Tous les ans, c’est la même chose avec le Hellfest. Les médias veulent nous faire croire que l’ambiance de cette « fête de l’enfer » est « bon enfant ». Exemple avec le Figaro : » De jour comme de nuit, l’ambiance reste bon enfant. »
Puis les langues se délient (viols, agressions sexuelles, …) une fois le Hellfest passé. Il y a 2 ans, le directeur du Hellfest avouait dans Télérama :
« il faut reconnaître que cette année, cela nous dépasse »
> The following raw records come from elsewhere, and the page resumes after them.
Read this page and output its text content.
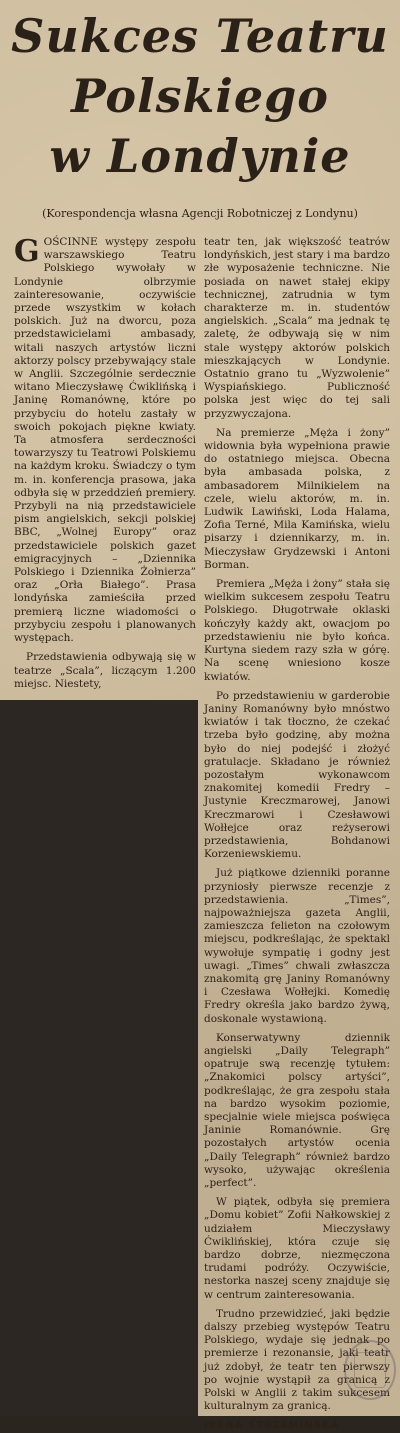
Sukces Teatru
Polskiego
w Londynie
(Korespondencja własna Agencji Robotniczej z Londynu)

GOŚCINNE występy zespołu warszawskiego Teatru Polskiego wywołały w Londynie olbrzymie zainteresowanie, oczywiście przede wszystkim w kołach polskich. Już na dworcu, poza przedstawicielami ambasady, witali naszych artystów liczni aktorzy polscy przebywający stale w Anglii. Szczególnie serdecznie witano Mieczysławę Ćwiklińską i Janinę Romanównę, które po przybyciu do hotelu zastały w swoich pokojach piękne kwiaty. Ta atmosfera serdeczności towarzyszy tu Teatrowi Polskiemu na każdym kroku. Świadczy o tym m. in. konferencja prasowa, jaka odbyła się w przeddzień premiery. Przybyli na nią przedstawiciele pism angielskich, sekcji polskiej BBC, „Wolnej Europy” oraz przedstawiciele polskich gazet emigracyjnych – „Dziennika Polskiego i Dziennika Żołnierza” oraz „Orła Białego”. Prasa londyńska zamieściła przed premierą liczne wiadomości o przybyciu zespołu i planowanych występach.

Przedstawienia odbywają się w teatrze „Scala”, liczącym 1.200 miejsc. Niestety,

teatr ten, jak większość teatrów londyńskich, jest stary i ma bardzo złe wyposażenie techniczne. Nie posiada on nawet stałej ekipy technicznej, zatrudnia w tym charakterze m. in. studentów angielskich. „Scala” ma jednak tę zaletę, że odbywają się w nim stale występy aktorów polskich mieszkających w Londynie. Ostatnio grano tu „Wyzwolenie” Wyspiańskiego. Publiczność polska jest więc do tej sali przyzwyczajona.

Na premierze „Męża i żony” widownia była wypełniona prawie do ostatniego miejsca. Obecna była ambasada polska, z ambasadorem Milnikielem na czele, wielu aktorów, m. in. Ludwik Lawiński, Loda Halama, Zofia Terné, Mila Kamińska, wielu pisarzy i dziennikarzy, m. in. Mieczysław Grydzewski i Antoni Borman.

Premiera „Męża i żony” stała się wielkim sukcesem zespołu Teatru Polskiego. Długotrwałe oklaski kończyły każdy akt, owacjom po przedstawieniu nie było końca. Kurtyna siedem razy szła w górę. Na scenę wniesiono kosze kwiatów.

Po przedstawieniu w garderobie Janiny Romanówny było mnóstwo kwiatów i tak tłoczno, że czekać trzeba było godzinę, aby można było do niej podejść i złożyć gratulacje. Składano je również pozostałym wykonawcom znakomitej komedii Fredry – Justynie Kreczmarowej, Janowi Kreczmarowi i Czesławowi Wołłejce oraz reżyserowi przedstawienia, Bohdanowi Korzeniewskiemu.

Już piątkowe dzienniki poranne przyniosły pierwsze recenzje z przedstawienia. „Times”, najpoważniejsza gazeta Anglii, zamieszcza felieton na czołowym miejscu, podkreślając, że spektakl wywołuje sympatię i godny jest uwagi. „Times” chwali zwłaszcza znakomitą grę Janiny Romanówny i Czesława Wołłejki. Komedię Fredry określa jako bardzo żywą, doskonale wystawioną.

Konserwatywny dziennik angielski „Daily Telegraph” opatruje swą recenzję tytułem: „Znakomici polscy artyści”, podkreślając, że gra zespołu stała na bardzo wysokim poziomie, specjalnie wiele miejsca poświęca Janinie Romanównie. Grę pozostałych artystów ocenia „Daily Telegraph” również bardzo wysoko, używając określenia „perfect”.

W piątek, odbyła się premiera „Domu kobiet” Zofii Nałkowskiej z udziałem Mieczysławy Ćwiklińskiej, która czuje się bardzo dobrze, niezmęczona trudami podróży. Oczywiście, nestorka naszej sceny znajduje się w centrum zainteresowania.

Trudno przewidzieć, jaki będzie dalszy przebieg występów Teatru Polskiego, wydaje się jednak po premierze i rezonansie, jaki teatr już zdobył, że teatr ten pierwszy po wojnie wystąpił za granicą z Polski w Anglii z takim sukcesem kulturalnym za granicą.

IRENA STRZEMIŃSKA
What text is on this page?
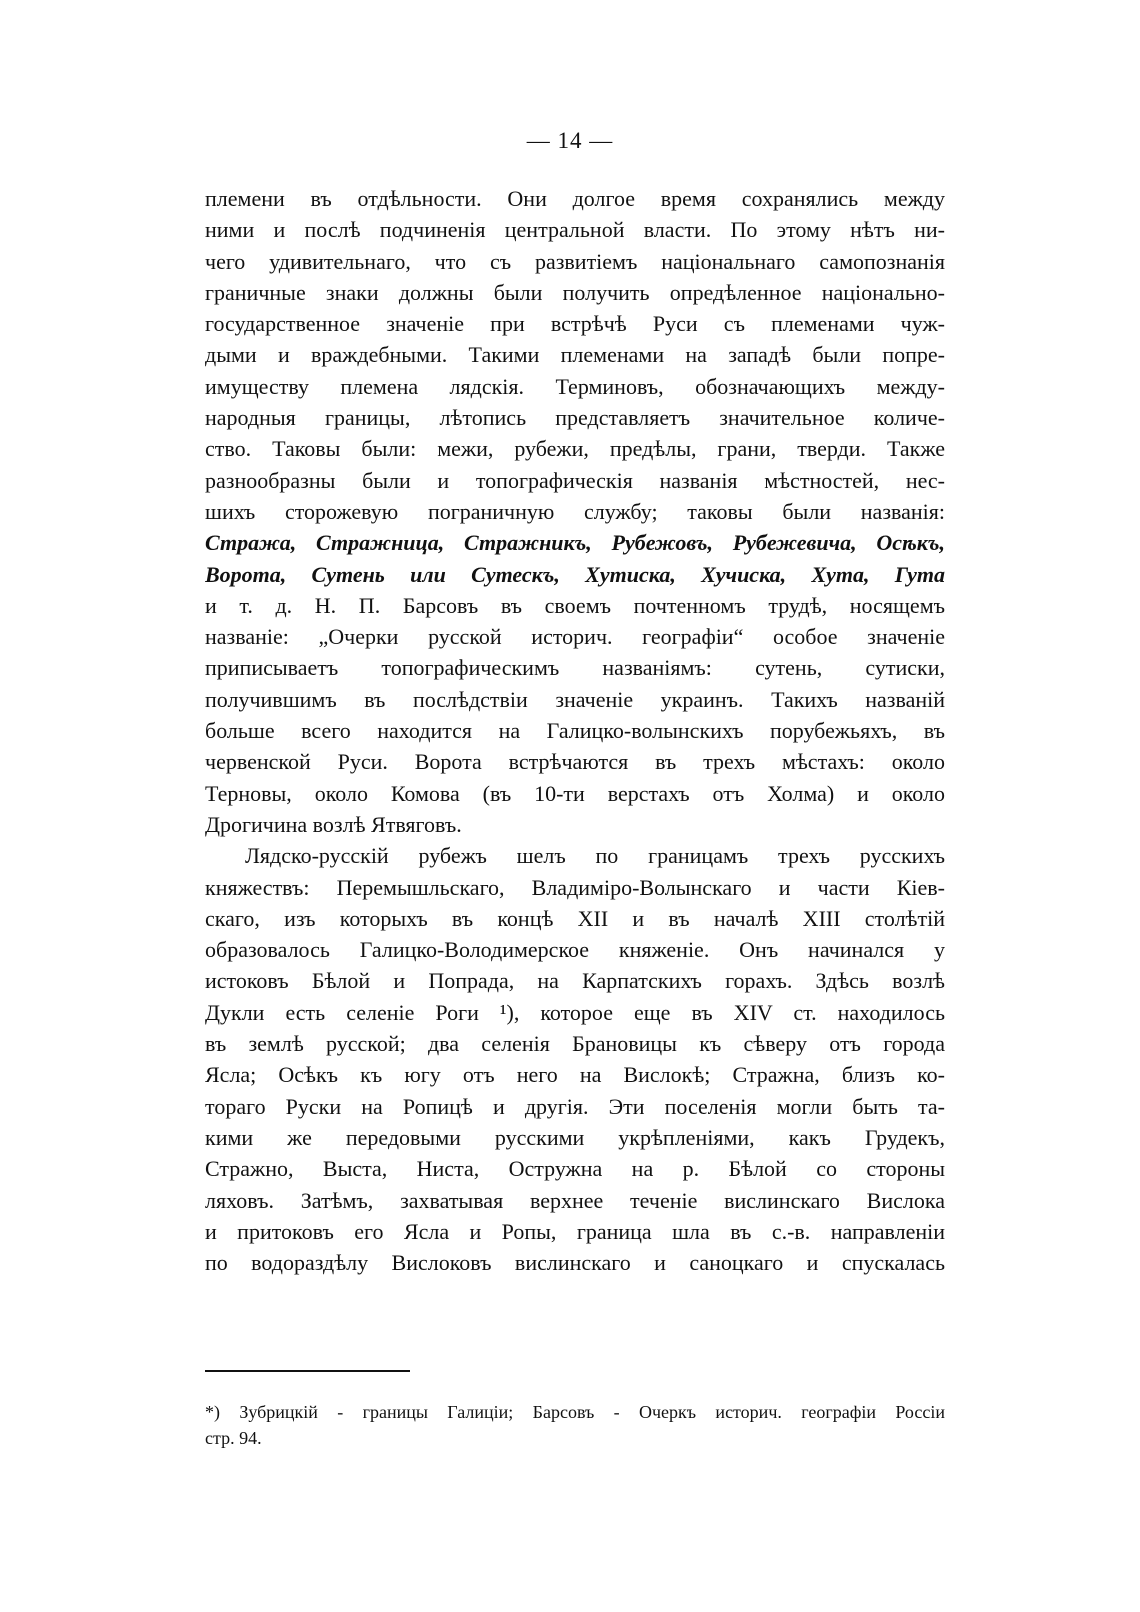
— 14 —
племени въ отдѣльности. Они долгое время сохранялись между
ними и послѣ подчиненія центральной власти. По этому нѣтъ ни-
чего удивительнаго, что съ развитіемъ національнаго самопознанія
граничные знаки должны были получить опредѣленное національно-
государственное значеніе при встрѣчѣ Руси съ племенами чуж-
дыми и враждебными. Такими племенами на западѣ были попре-
имуществу племена лядскія. Терминовъ, обозначающихъ между-
народныя границы, лѣтопись представляетъ значительное количе-
ство. Таковы были: межи, рубежи, предѣлы, грани, тверди. Также
разнообразны были и топографическія названія мѣстностей, нес-
шихъ сторожевую пограничную службу; таковы были названія:
Стража, Стражница, Стражникъ, Рубежовъ, Рубежевича, Осѣкъ,
Ворота, Сутень или Сутескъ, Хутиска, Хучиска, Хута, Гута
и т. д. Н. П. Барсовъ въ своемъ почтенномъ трудѣ, носящемъ
названіе: „Очерки русской историч. географіи“ особое значеніе
приписываетъ топографическимъ названіямъ: сутень, сутиски,
получившимъ въ послѣдствіи значеніе украинъ. Такихъ названій
больше всего находится на Галицко-волынскихъ порубежьяхъ, въ
червенской Руси. Ворота встрѣчаются въ трехъ мѣстахъ: около
Терновы, около Комова (въ 10-ти верстахъ отъ Холма) и около
Дрогичина возлѣ Ятвяговъ.
Лядско-русскій рубежъ шелъ по границамъ трехъ русскихъ
княжествъ: Перемышльскаго, Владиміро-Волынскаго и части Кіев-
скаго, изъ которыхъ въ концѣ XII и въ началѣ XIII столѣтій
образовалось Галицко-Володимерское княженіе. Онъ начинался у
истоковъ Бѣлой и Попрада, на Карпатскихъ горахъ. Здѣсь возлѣ
Дукли есть селеніе Роги ¹), которое еще въ XIV ст. находилось
въ землѣ русской; два селенія Брановицы къ сѣверу отъ города
Ясла; Осѣкъ къ югу отъ него на Вислокѣ; Стражна, близъ ко-
тораго Руски на Ропицѣ и другія. Эти поселенія могли быть та-
кими же передовыми русскими укрѣпленіями, какъ Грудекъ,
Стражно, Выста, Ниста, Остружна на р. Бѣлой со стороны
ляховъ. Затѣмъ, захватывая верхнее теченіе вислинскаго Вислока
и притоковъ его Ясла и Ропы, граница шла въ с.-в. направленіи
по водораздѣлу Вислоковъ вислинскаго и саноцкаго и спускалась
*) Зубрицкій - границы Галиціи; Барсовъ - Очеркъ историч. географіи Россіи
стр. 94.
Cette année, une jeune femme victime d’un viol (après avoir été droguée) lance un appel à témoin. Le camp du bien dira que son appel à témoin est « bon enfant ». Elle raconte :
« Je suis à ma deuxième bière, donc très lucide. Le concert commence, on est de plus en plus serrés mais je sens rapidement que quelque chose ne va pas. J’ai le cœur qui s’accélère, des nausées accompagnées de sueurs froides importantes, en fait, je dégouline. »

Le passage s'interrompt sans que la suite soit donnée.